Some companies resumed giving almost immediately. Toyota, which called the January 6 attack “horrific” and promised to reevaluate its giving criteria, poured $9,000 into the pockets of 9 Sedition Caucus members within a month of the riot. Cigna and AT&T also resumed giving to seditionists within two months of the riot.

After the attack, corporations rushed to pay lip service to democracy. Companies including Aflac, Ford Motors, and Valero Energy pledged to pause donations and re-evaluate their giving criteria, but these performative statements would soon give way to business as usual. These three companies have contributed more than $300,000 to seditionists, including lawmakers who sit on committees with power over the companies’ business interests.
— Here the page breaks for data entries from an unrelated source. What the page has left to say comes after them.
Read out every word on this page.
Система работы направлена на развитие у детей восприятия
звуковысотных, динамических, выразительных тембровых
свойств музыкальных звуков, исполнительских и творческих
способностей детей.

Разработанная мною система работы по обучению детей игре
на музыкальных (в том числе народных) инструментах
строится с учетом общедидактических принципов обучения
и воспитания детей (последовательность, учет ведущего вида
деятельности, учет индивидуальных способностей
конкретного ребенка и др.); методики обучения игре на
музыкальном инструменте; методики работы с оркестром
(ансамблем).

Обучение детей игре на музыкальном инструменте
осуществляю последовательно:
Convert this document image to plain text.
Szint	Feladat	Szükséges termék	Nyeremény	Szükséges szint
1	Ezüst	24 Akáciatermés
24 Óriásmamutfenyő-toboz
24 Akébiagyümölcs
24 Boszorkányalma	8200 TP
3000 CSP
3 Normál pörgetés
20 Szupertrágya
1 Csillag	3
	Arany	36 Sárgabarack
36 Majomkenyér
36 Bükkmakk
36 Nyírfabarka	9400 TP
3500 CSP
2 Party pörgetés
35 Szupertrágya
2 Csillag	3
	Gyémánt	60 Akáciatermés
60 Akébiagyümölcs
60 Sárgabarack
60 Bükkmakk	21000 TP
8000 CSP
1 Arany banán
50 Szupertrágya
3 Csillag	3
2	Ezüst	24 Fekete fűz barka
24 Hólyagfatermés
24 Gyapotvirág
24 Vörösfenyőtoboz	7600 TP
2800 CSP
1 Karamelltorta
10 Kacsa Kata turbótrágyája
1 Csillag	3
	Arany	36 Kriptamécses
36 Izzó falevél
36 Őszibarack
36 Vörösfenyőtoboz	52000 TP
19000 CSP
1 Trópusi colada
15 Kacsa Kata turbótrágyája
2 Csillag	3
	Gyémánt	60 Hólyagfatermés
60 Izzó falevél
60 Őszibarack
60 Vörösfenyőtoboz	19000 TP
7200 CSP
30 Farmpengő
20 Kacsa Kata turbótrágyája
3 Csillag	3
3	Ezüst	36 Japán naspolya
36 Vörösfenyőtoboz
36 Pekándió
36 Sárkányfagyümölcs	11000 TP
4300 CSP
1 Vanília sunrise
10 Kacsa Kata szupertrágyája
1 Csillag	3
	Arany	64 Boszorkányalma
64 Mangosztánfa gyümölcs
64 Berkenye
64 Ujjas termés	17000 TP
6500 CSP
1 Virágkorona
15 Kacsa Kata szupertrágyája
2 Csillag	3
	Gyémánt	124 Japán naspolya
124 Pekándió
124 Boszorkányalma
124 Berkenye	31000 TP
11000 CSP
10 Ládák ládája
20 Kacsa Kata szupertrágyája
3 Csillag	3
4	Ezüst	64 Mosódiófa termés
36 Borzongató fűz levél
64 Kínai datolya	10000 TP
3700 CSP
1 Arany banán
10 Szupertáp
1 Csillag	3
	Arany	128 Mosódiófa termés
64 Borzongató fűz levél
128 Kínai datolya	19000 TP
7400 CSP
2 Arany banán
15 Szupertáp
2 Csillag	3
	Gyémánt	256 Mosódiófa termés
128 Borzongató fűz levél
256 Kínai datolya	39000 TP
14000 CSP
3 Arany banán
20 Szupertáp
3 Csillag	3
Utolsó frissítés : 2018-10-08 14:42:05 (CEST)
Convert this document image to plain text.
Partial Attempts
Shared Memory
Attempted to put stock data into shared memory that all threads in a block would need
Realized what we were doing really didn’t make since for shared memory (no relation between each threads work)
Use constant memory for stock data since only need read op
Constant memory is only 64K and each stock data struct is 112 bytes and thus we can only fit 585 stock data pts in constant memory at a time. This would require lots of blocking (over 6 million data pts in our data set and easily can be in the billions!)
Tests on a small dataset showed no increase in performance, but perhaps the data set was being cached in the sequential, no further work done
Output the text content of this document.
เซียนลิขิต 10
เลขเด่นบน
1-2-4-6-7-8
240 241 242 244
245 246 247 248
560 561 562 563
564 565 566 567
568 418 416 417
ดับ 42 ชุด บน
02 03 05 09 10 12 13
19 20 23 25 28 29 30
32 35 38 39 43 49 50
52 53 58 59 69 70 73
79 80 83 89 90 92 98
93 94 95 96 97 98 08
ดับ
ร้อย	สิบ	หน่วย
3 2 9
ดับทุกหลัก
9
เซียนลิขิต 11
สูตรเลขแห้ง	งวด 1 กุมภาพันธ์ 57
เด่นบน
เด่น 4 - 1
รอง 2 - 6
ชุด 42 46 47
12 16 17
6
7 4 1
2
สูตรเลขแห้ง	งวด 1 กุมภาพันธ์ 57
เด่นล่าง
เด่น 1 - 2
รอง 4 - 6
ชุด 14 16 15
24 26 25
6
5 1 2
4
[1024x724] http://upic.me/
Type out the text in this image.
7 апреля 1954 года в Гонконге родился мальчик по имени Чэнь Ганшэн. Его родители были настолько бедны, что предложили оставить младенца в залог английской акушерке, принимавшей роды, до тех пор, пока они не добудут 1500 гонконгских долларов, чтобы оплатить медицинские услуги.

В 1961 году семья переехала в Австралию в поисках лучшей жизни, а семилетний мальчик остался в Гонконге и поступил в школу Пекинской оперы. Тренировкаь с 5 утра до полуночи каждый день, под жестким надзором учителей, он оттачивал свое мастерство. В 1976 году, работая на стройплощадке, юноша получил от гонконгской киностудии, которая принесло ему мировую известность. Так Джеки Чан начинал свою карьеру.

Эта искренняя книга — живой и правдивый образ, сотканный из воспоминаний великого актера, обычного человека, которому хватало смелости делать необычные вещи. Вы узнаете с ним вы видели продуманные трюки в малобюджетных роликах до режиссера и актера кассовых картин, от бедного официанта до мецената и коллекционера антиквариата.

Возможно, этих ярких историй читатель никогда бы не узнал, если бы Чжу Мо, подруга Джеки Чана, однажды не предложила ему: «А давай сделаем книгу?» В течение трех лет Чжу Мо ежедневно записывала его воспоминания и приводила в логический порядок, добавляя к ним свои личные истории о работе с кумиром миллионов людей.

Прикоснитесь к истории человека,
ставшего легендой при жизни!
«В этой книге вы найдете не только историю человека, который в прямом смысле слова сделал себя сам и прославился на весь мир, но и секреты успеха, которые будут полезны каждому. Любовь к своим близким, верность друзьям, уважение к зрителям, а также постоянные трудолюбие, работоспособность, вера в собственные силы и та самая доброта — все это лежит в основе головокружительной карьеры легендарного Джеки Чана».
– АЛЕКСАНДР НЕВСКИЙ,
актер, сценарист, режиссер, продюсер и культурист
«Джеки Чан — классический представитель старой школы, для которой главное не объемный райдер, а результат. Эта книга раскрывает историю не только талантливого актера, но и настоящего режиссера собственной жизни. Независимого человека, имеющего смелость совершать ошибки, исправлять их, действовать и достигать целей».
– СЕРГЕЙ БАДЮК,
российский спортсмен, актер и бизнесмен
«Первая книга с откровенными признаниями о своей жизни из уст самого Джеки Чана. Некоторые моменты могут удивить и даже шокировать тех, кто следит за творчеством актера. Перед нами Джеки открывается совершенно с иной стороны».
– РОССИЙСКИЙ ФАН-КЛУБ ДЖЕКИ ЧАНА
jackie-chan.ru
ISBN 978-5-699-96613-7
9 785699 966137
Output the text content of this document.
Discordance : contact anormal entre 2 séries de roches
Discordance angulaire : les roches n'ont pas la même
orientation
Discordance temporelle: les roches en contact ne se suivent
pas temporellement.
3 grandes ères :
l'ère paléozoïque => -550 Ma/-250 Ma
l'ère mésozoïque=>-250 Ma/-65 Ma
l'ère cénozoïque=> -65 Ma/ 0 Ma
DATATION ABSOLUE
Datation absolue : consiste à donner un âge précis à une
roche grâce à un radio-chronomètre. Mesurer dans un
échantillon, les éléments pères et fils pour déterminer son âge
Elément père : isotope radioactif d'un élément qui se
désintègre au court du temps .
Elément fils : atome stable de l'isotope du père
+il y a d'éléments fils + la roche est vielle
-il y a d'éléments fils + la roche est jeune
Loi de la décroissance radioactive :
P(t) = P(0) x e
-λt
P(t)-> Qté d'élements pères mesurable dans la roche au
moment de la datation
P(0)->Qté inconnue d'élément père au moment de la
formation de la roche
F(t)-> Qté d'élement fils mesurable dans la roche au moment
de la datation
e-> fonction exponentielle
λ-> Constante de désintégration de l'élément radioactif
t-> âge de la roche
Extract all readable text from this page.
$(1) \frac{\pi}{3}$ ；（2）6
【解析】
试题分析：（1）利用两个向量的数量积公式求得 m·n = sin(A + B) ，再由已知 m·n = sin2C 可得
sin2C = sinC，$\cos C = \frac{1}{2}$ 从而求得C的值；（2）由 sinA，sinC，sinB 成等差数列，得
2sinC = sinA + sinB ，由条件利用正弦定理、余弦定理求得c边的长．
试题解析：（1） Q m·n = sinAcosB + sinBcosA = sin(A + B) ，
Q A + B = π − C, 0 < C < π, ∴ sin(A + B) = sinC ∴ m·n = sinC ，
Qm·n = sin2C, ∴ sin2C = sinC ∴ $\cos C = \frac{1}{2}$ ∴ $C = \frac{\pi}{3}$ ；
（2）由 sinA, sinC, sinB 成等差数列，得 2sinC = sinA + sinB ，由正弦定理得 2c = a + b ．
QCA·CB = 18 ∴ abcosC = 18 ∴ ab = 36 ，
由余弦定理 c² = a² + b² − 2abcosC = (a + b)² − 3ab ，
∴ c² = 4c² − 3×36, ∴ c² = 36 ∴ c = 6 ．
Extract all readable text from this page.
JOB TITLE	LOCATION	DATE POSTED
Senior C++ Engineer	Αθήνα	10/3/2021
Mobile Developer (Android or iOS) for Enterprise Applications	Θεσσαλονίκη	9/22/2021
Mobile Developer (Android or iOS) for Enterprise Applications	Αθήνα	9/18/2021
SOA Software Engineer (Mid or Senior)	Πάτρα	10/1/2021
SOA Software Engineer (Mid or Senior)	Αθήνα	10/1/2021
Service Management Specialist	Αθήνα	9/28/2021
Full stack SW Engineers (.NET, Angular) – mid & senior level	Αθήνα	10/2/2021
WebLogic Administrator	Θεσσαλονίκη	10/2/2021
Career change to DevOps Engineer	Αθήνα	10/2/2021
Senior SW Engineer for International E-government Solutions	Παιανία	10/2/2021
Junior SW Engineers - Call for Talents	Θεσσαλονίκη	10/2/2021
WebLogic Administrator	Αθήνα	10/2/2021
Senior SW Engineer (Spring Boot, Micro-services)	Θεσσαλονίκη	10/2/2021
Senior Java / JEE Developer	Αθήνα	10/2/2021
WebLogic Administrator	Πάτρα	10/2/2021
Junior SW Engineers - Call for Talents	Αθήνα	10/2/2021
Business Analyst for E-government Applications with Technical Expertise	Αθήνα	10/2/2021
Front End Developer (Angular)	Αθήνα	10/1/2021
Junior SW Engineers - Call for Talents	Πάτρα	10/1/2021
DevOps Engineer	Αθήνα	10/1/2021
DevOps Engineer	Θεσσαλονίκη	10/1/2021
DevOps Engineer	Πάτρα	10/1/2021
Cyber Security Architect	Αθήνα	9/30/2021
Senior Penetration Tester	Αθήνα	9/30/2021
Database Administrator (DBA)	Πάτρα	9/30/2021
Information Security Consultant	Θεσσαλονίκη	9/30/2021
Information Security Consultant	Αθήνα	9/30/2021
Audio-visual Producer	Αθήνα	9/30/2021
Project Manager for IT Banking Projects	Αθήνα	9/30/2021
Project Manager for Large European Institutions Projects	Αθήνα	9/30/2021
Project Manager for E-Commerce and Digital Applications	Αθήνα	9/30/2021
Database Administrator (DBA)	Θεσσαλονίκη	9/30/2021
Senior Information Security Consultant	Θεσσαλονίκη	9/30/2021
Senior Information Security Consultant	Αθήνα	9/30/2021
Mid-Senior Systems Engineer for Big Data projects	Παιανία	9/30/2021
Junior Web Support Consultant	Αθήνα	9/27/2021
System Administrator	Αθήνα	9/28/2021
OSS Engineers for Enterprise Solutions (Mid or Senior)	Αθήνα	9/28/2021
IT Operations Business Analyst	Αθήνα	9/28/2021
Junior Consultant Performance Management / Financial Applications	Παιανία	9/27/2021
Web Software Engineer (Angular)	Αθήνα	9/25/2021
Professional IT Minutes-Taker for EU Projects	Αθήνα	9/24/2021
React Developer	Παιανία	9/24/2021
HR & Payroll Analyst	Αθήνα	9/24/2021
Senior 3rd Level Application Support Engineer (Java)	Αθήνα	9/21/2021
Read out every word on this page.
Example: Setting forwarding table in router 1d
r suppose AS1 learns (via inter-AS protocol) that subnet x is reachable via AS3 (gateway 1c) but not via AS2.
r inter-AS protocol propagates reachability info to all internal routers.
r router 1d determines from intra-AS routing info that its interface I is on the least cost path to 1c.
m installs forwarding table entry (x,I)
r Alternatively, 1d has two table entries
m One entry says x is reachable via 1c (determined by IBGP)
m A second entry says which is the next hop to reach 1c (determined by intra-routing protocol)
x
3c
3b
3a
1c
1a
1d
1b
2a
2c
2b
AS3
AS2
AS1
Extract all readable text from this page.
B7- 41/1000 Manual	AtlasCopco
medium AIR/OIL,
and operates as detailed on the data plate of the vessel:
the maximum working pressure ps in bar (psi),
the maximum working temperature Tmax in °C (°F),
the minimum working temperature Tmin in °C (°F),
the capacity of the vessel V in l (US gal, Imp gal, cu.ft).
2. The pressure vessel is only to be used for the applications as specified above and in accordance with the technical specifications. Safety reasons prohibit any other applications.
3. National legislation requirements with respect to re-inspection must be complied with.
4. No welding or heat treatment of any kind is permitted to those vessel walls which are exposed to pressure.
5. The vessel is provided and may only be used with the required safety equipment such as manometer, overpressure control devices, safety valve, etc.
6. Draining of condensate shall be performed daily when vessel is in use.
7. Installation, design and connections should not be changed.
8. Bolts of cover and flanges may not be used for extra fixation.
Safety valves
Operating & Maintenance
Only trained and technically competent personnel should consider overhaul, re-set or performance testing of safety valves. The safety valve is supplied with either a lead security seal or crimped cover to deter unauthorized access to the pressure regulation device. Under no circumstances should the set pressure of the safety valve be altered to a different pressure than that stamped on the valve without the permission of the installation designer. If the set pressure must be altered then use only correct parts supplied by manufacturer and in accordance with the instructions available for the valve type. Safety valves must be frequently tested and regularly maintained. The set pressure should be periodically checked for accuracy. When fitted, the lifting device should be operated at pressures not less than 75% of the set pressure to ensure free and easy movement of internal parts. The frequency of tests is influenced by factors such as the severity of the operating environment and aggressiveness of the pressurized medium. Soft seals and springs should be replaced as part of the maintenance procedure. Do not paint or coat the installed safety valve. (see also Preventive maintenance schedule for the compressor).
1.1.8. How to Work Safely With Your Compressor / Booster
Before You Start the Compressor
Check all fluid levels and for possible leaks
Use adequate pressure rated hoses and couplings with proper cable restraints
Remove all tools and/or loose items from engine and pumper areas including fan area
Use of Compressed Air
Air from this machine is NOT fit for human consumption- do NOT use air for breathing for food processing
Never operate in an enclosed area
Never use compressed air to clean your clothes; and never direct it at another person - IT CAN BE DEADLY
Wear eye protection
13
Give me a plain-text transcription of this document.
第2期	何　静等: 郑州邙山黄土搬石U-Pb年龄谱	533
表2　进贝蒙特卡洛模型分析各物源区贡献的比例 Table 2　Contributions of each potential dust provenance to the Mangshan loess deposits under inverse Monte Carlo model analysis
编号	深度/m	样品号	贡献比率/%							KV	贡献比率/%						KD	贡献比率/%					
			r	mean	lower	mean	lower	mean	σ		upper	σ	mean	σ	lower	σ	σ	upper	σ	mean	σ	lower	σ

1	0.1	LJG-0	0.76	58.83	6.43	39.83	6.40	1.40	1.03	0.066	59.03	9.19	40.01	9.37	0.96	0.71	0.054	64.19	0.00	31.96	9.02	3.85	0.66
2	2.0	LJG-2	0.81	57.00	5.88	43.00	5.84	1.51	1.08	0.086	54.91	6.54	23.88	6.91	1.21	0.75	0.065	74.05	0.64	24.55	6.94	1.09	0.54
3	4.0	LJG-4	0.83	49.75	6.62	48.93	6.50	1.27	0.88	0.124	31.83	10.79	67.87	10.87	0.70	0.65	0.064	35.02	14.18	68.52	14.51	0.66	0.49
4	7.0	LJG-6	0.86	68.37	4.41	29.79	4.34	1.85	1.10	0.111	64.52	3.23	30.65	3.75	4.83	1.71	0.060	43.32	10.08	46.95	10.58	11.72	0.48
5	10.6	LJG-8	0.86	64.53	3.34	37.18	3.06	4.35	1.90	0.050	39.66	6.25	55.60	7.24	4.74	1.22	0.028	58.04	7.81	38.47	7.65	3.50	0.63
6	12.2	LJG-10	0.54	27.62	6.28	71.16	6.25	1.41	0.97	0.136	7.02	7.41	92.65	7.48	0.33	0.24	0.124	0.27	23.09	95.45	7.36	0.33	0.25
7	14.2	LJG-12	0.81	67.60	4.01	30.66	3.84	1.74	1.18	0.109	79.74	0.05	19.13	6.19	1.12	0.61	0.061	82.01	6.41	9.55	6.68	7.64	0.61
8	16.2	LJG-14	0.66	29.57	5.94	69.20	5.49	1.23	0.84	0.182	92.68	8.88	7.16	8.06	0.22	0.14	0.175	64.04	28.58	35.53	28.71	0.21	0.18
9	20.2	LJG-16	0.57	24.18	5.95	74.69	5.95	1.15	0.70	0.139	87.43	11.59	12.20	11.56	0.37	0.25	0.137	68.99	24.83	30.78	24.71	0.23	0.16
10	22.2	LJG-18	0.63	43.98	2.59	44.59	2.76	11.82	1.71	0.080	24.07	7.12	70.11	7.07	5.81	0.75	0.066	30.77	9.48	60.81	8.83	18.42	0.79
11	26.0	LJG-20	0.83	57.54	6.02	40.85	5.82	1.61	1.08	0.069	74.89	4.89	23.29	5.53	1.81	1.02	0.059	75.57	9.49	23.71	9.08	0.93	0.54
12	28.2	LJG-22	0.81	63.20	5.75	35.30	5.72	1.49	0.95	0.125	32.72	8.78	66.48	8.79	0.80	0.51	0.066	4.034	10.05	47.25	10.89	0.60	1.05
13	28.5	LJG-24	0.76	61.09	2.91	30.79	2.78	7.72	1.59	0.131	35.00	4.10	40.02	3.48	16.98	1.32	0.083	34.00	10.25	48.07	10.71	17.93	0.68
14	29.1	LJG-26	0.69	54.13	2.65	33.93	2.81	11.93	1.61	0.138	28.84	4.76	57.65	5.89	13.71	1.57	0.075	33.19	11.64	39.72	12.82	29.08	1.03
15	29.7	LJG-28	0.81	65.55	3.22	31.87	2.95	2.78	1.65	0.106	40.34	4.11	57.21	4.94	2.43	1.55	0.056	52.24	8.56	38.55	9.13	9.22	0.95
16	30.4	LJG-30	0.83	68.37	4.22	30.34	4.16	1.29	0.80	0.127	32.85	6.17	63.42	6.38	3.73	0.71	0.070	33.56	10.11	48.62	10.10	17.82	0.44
Home Depot, JP Morgan, Delta Airlines, UPS, and many others issued statements, speaking out against new voting laws in Georgia as racist, while hundreds of other companies — including American Airlines, Ford, General Motors, and Johnson & Johnson — signed a full page New York Times ad condemning discriminatory voting legislation being passed nationwide. Despite taking pro-democracy stances in public, many of these companies have continued to fund members of Congress who voted against a free and fair election.

Ever wonder what a hungry ghost is? Autocracy=profit. We made corporations people and Giant Sequoias mere property. God help us.